The letter, sent to all school principals, states that "unlike the position in previous years, we have been advised that no further significant funding allocations are likely to be made available" and that the sector is "currently on a trajectory towards a significant overspend at year end."
Schools are being asked to restrict substitute cover, minimise new appointments, avoid discretionary spending and not use accumulated surpluses. The letter acknowledges that the sector is "living with the consequences of years of increasingly unmanageable funding shortfalls" and that warnings about this year's budget "are sadly being borne out by events."
Dr Graham Gault, NAHT NI national secretary, said: "This letter from the Education Authority lays bare the dire financial reality facing our schools. A £300 million funding gap with no prospect of additional funding represents an education emergency. It is the direct outworking of political choice - both at Westminster and in Stormont - and it is our children who are paying the price.
"School leaders have been warning for years that children in their schools are being failed as a result of political choices not to fund education adequately. This letter confirms everything we have been saying. The situation is now critical, and our children cannot afford this level of failure any longer.
"The Education Authority's own letter acknowledges 'years of increasingly unmanageable funding shortfalls' and admits that warnings about this year's budget are 'sadly being borne out by events.' In other words, this was entirely foreseeable and entirely preventable.
"We are now in a position where schools are being asked to restrict substitute cover when teachers are absent.
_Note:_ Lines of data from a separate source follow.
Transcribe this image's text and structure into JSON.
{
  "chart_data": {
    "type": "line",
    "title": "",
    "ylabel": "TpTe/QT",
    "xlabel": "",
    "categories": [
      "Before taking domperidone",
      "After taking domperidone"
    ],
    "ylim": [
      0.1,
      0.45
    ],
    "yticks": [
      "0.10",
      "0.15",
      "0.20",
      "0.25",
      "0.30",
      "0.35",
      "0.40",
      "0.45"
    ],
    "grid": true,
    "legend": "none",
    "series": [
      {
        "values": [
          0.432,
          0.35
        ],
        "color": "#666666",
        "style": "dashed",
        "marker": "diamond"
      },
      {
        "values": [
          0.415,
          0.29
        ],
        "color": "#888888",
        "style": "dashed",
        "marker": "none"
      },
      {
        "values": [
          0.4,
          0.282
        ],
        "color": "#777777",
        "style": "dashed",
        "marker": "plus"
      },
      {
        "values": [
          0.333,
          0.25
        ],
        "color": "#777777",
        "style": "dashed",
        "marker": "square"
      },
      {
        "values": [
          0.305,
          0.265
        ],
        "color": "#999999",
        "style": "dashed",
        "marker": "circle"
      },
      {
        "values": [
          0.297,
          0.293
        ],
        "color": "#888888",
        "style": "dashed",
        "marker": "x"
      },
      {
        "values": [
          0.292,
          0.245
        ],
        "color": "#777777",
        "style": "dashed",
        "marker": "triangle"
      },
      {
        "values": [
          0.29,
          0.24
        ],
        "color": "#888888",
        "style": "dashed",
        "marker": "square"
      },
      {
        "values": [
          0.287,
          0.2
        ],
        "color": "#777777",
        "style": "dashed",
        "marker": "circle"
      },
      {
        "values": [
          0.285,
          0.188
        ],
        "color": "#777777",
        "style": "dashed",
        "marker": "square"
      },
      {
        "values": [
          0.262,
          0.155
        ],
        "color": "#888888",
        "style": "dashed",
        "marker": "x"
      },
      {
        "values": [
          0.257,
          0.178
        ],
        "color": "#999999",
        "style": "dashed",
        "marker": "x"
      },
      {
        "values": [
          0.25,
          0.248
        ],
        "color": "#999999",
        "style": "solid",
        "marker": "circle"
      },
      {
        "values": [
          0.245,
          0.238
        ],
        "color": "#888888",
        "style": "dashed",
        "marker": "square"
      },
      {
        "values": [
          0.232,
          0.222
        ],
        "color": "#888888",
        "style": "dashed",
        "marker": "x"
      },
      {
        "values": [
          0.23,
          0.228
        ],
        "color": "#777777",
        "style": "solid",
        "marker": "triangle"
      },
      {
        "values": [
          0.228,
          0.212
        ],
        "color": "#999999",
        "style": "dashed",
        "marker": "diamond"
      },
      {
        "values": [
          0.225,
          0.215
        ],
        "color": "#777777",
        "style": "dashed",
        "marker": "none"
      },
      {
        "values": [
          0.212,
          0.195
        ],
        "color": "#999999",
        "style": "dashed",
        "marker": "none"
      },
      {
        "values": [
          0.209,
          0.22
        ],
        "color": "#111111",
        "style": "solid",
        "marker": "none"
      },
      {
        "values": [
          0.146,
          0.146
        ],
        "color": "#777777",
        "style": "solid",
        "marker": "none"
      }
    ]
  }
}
What does this mean in practice? It potentially means children losing out on their education, larger class sizes school leaders and teachers being stretched even thinner trying to cover gaps. It definitely means further damage to an already overstretched workforce.
"Schools are even being asked not to use their own accumulated surpluses - money they have carefully managed and set aside. This demonstrates just how catastrophic the financial situation has become.
"School leaders are tired of hearing politicians talking about how much they value education when political choices are consistently made to not fund education adequately. The warm words ring hollow when schools are being asked to operate in crisis management mode because there simply is not enough money to provide children with the education they deserve.
"This is not about schools being inefficient or wasteful. This is about a system that has been systematically starved of resources through deliberate political choices over many years. School leaders are being asked to make impossible decisions that will inevitably impact on the quality of education we can provide to our children.
"We need to see political choices made to direct significant and meaningful money to frontline education immediately. Not in a few years. Not when budgets allow. Now. The Independent Review of Education has estimated that Northern Ireland needs an additional £291 million to close the school funding gap with England and Wales. This Education Authority letter confirms we are now facing a £300 million gap for this year alone. That is the scale of the crisis we are in.
"School leaders have been managing decline for far too long. Our children deserve better than this. They deserve political leaders who will prioritise their education and their futures over political point-scoring and empty rhetoric.
"As I have said before, people need to ask politicians repeatedly: Exactly how will you ensure that funding is fully restored directly to our schools immediately? Do not accept any failure to answer this question. Our children's education depends on it."